The PIC has a holding of 16.3% of shares in Woolworths through the GEPF. This makes public servants major beneficial shareholders at 137 800 295 shares.

“People who are contributing to the GEPF have strong views on the matter [the Israel-Palestine conflict],” said a source who is not authorised to speak on behalf of the PIC, and asked to remain anonymous. “But because their [contributions] are taken from their salaries ... and paid to GEPF, they [may] not be aware they are investing in Israel related companies.”

Last week the Mail & Guardian asked the PIC what its stance is on investing or being a shareholder in companies (or retailers) that are seen to be friendly with Israel.

PIC spokesperson Sekgoela Sekgoela said he could not comment on the shares the corporation holds in Israeli-sympathetic companies on behalf of its clients.

“We can’t respond specifically to your questions, but we can say that there are consultations taking place with our clients. We need to understand all the aspects involved,” said Sekgoela.

However, the PIC source told the M&G that there was supposed to be a policy drafted by the corporation that should have been shared with its clients on the issue of possibly divesting and boycotting companies that have trade links with Israel.

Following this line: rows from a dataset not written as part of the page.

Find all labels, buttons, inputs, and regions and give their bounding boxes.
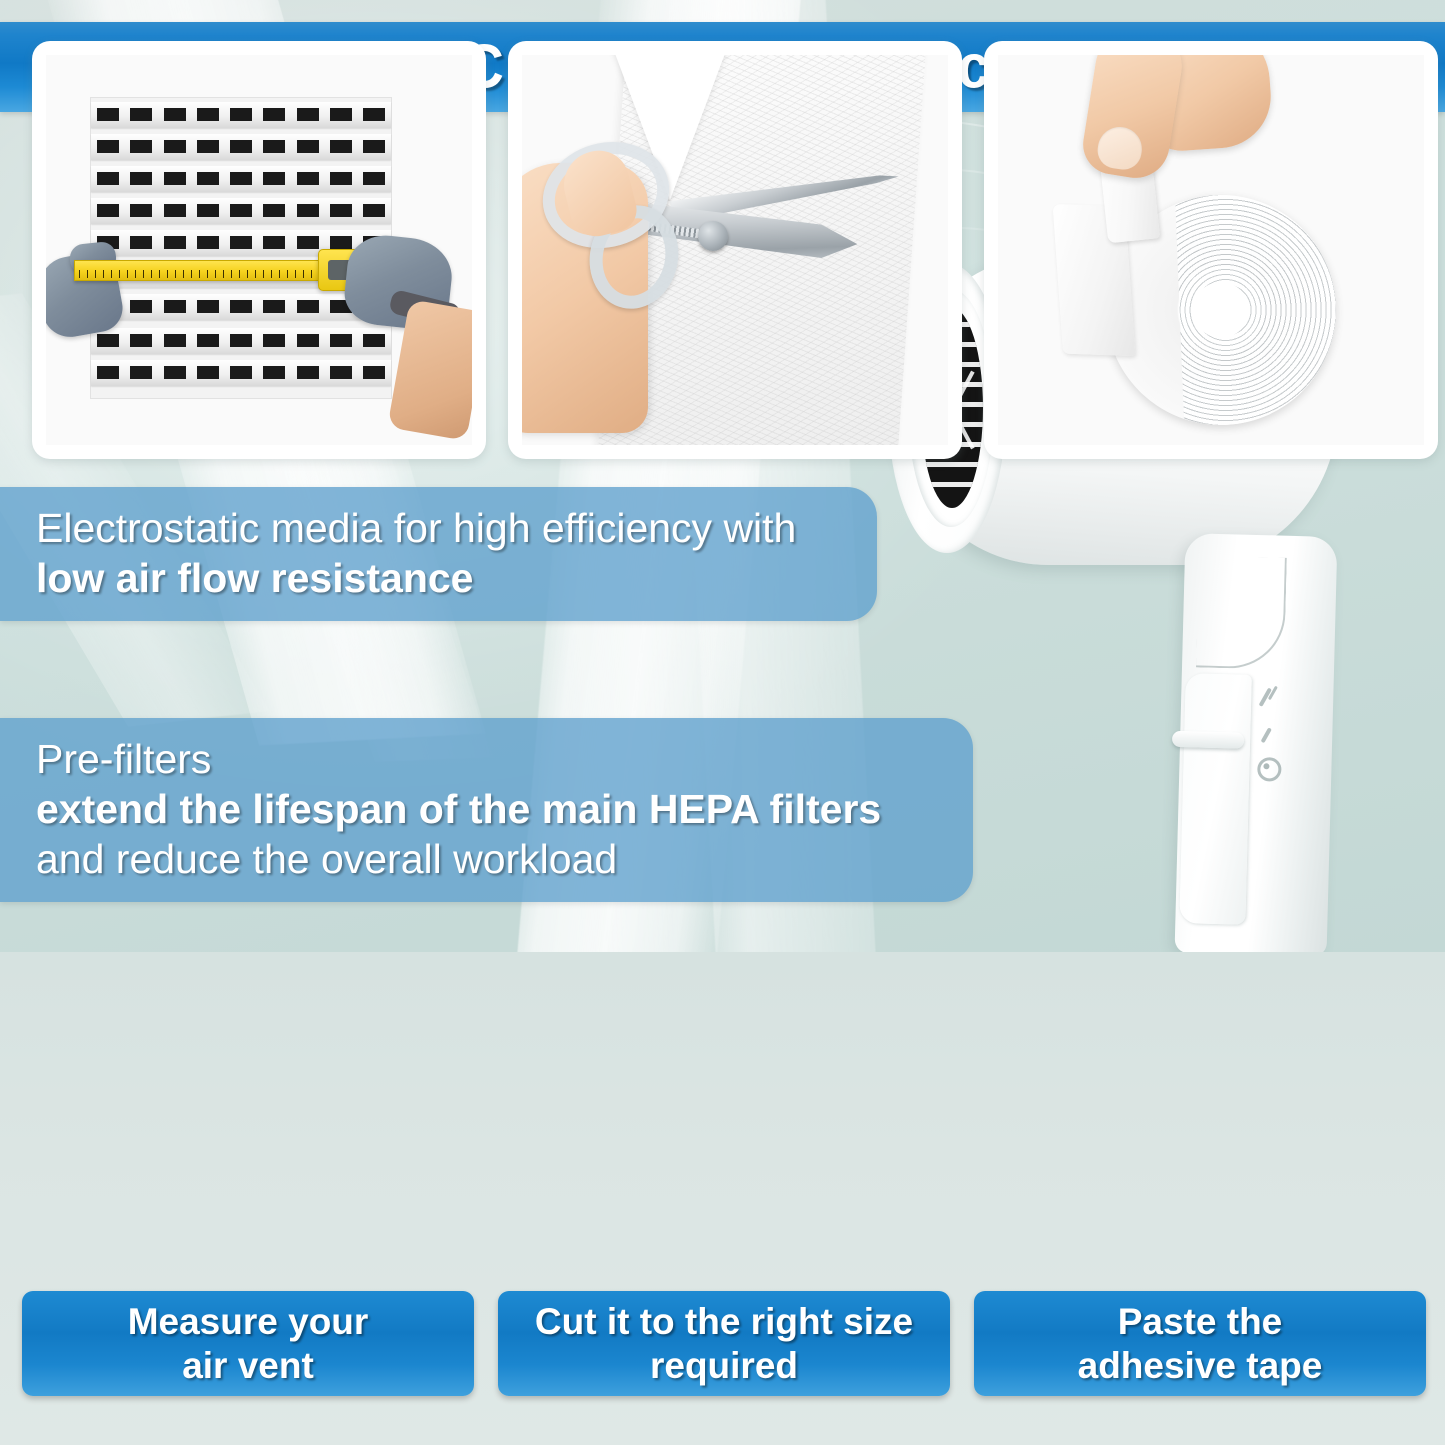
step-label-line: required	[650, 1344, 798, 1388]
scissors-pivot-screw	[698, 221, 728, 251]
tape-roll-core	[1193, 282, 1249, 338]
step-label-line: air vent	[182, 1344, 314, 1388]
feature-line: Pre-filters	[36, 734, 933, 784]
step-label-paste: Paste the adhesive tape	[974, 1291, 1426, 1396]
product-infographic: Extend HVAC Lifespan, Enhance Efficiency…	[0, 0, 1445, 1445]
dryer-switch-plate	[1179, 673, 1252, 925]
feature-line: low air flow resistance	[36, 553, 837, 603]
step-label-line: adhesive tape	[1078, 1344, 1323, 1388]
photo-air-vent-with-tape-measure	[46, 55, 472, 445]
photo-scissors-cutting-filter	[522, 55, 948, 445]
step-card-cut	[508, 41, 962, 459]
step-label-measure: Measure your air vent	[22, 1291, 474, 1396]
feature-line: Electrostatic media for high efficiency …	[36, 503, 837, 553]
step-label-cut: Cut it to the right size required	[498, 1291, 950, 1396]
feature-line: and reduce the overall workload	[36, 834, 933, 884]
step-card-measure	[32, 41, 486, 459]
airflow-icon	[1261, 727, 1272, 743]
tape-measure-blade	[74, 260, 328, 281]
air-vent-grille	[90, 97, 392, 399]
dryer-handle-seam	[1196, 555, 1287, 669]
step-label-line: Paste the	[1118, 1300, 1283, 1344]
photo-adhesive-tape-roll	[998, 55, 1424, 445]
feature-line: extend the lifespan of the main HEPA fil…	[36, 784, 933, 834]
dryer-handle	[1175, 533, 1338, 952]
step-label-line: Measure your	[128, 1300, 369, 1344]
feature-callout-electrostatic-media: Electrostatic media for high efficiency …	[0, 487, 877, 621]
dryer-switch-knob	[1172, 731, 1244, 749]
step-label-line: Cut it to the right size	[535, 1300, 913, 1344]
power-icon	[1257, 757, 1282, 782]
step-card-paste	[984, 41, 1438, 459]
feature-callout-pre-filters: Pre-filters extend the lifespan of the m…	[0, 718, 973, 902]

“But there was never a sign-off on it,” said the source.

Unanswered questions
  The PIC has so far not answered the following questions:

  • What is the PIC’s stance on investing or being a shareholder in companies (or retailers) that are seen to be friendly towards Israel, bearing in mind the global outcry against the treatment of Palestinian citizens by Israel?
  • Is the PIC in solidarity with the people of Palestine? Does the PIC plan to boycott, divest and sanction Israel or entities that trade with Israel?
  • Apart from Woolworths, does the PIC hold investments or shares in other companies that have trade relations with Israel?

As it stands, the GEPF is Africa’s largest pension fund, with more than 1.2 million members, and has assets worth more than R1-trillion. This fund is managed by the PIC and accounts for 89% of the assets under management. Out of the 1.2-million members, about a million belong to the public sector unions under the union federation, Cosatu.

In November, Cosatu’s international relations secretary, Bongani Masuku, wrote a press release asking for “the isolation of apartheid Israel”, which “will force Israel to end its violations of international law and negotiate a just peace with the Palestinians”.

Masuku called on the government to sever ties with Israel. “We know from our own history that boycotts and divestments from apartheid South Africa created the necessary conditions for an end to apartheid to be negotiated. The same is possible for Palestinians and Israelis.”

Diplomatic relations
  But Sekgoela said he could not comment on behalf of clients, especially the GEPF, as decisions had not been finalised.

Meanwhile, the South African Boycott Divest and Sanctions (BDS-SA) has called for shareholder activism.

BDS-SA co-ordinator Kwara Kekana told the M&G that BDS-SA has been in discussion with the PIC regarding divestment from companies that have trade relations with Israel, as one of the major shareholders at Woolworths and the government’s investment wing.

“We have raised this matter and we will raise it again with other shareholders at the [Woolworths] annual general meeting tomorrow,” said Kekana.

The spokesperson at the department of international relations and co-operation, Nelson Kgwete, said: “We maintain diplomatic relations with Israel and Palestine. Our policy and approach in light of that [the call for divestment from Israel and the severing of trade relations] has not changed. To Israel, the call is the same, we maintain diplomatic relations with Israel and Palestine.”

Campaign against Woolworths
  The department of trade and industry’s Sidwell Medupe reiterated the sentiment and said South Africa still traded with Israel and there was no boycott proclamation from the government.

“But what we do is we have a country of origin on the labels so the consumer can know and people can choose what they want to support,” said Medupe.

Last week BDS-SA held a press conference where a small number of shareholders pledged their support for the BDS-SA campaign against Woolworths in solidarity with Palestine.

“This is the one issue that Cosatu is undivided on,” said spokesperson Patrick Craven, who was present at the press conference last week. He asked shareholders to use their influence to force Woolworths to cut trade ties with Israel suppliers.

Several BDS-SA South Africa members have bought shares in Woolworths and will attend the annual general meeting on November 26.